Jesco von Kuczkowski (SPD) ist neuer Bezirksbürgermeister
Proteste begleiten Wahl in Brackwede

Bielefeld -

Mit der Wahl Jesco von Kuczkowskis hat das rot-grün-rote Bündnis in der Brackweder Bezirksvertretung seinen SPD-Kandidaten fürs Bürgermeisteramt gegen die CDU als stärkste Fraktion durchgesetzt. Im Fokus der konstituierenden Sitzung am Donnerstag standen zeitweise aber andere.

Donnerstag, 05.11.2020, 21:43 Uhr aktualisiert: 05.11.2020, 21:50 Uhr
Aktivisten der Jungen Union forderten die SPD bis zuletzt auf, sich nicht vom Milli-Görüs-Anhänger Selvet Kocabey (Grüne) unterstützen zu lassen, protestierten aber auch gegen den Einzug der AfD in die Brackweder Bezirksvertretung. Foto: Thomas F. Starke

Vor der Queller Gesamtschule als Tagungsort waren Teilnehmer gleich mehrerer Demonstrationen aufgezogen. So protestierte die Junge Union gegen Extremisten in der Bezirksvertretung, bezog das sowohl auf den AfD-Vertreter Dr. Dietrich Hahn als auch den umstrittenen Grünen Selvet Kocabey, dem seine Nähe zur islamistischen Milli-Görüs-Bewegung vorgehalten wird.

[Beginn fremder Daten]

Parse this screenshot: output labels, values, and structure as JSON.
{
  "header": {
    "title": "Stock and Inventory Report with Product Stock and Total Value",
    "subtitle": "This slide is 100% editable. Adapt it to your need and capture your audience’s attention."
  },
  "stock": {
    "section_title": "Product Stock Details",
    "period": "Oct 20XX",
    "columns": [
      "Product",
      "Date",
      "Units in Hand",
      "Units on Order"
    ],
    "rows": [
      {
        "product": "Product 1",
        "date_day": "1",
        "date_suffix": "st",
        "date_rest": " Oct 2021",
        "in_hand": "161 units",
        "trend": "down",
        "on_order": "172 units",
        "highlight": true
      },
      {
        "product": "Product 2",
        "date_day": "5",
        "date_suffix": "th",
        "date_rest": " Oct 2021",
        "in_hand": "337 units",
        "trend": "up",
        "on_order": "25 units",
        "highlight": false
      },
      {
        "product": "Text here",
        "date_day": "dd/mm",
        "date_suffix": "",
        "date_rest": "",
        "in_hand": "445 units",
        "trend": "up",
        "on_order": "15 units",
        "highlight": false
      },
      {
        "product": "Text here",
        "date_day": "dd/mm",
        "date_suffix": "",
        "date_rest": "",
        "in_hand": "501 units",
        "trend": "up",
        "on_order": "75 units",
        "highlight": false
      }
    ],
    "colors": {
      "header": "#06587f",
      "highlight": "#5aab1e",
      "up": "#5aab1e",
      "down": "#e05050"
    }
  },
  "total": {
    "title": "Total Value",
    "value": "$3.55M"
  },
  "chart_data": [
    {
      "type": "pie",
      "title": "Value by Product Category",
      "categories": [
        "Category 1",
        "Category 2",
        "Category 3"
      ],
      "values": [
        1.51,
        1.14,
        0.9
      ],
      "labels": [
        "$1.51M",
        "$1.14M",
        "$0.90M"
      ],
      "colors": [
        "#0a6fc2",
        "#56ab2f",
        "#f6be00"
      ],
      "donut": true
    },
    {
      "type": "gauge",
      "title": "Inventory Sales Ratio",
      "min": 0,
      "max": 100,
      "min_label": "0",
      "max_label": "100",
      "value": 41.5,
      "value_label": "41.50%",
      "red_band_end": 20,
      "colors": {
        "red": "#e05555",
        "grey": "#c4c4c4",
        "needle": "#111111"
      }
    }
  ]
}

Unterdessen richtete sich eine Kundgebung des Deutschen Gewerkschaftsbundes (DGB) mit Vertretern auch der Johannes-Kirchengemeinde Quelle gegen die AfD und dessen Bezirksvertreter Dietrich Hahn (79), dem als ältestem Mitglied die Leitung der Wahl und die Amtseinführung des neuen Bezirksbürgermeisters zufiel. Und während draußen unter den Blicken von Polizei und Sicherheitsdienst protestiert wurde, wollte drinnen auch Feride Ciftci von der SPD den Altersvorsitz des AfD-Mannes nicht kommentarlos hinnehmen. Zwar ohne Worte, dennoch vielsagend kehrte sie Hahn während seiner Sitzungsführung den Rücken zu.

Mit der Wahl Jesco von Kuczkowskis zum Bezirksbürgermeister und damit zum Nachfolger von Regina Kopp-Herr (SPD) enden die Auseinandersetzungen, die die Fraktionen im Vorfeld geführt hatten. So hatte die CDU, mit sechs Sitzen die stärkste Fraktion, der SPD vorgehalten, ihren Bezirksbürgermeister mit Unterstützung von Selvet Kocabey ins Amt zu bringen und bis zuletzt appelliert, auf dieses Bündnis zu verzichten. Um die Kooperation hatten Grüne, SPD und Linke lange gerungen, weil die Grünen zunächst auf Teilung des Bürgermeisteramtes bestanden, dann aber darauf verzichteten. Dass dieses Bündnis die Zusammenarbeit in der Bezirksvertretung nicht leichter machen dürfte, scheint auch der neue Bürgermeister zu ahnen: „Ausgrenzungen und Schmähungen gilt es zu verhindern“, sagte er in seiner Rede.

Vincenzo Copertino als CDU-Kandidat ist nun stellvertretender Bezirksbürgermeister, nachdem acht Stimmen auf den SPD-Kandidaten, sieben auf Copertino entfielen. Ein Bezirksvertreter gab in der geheimen Wahl einen ungültigen Stimmzettel ab, ein Mitglied enthielt sich.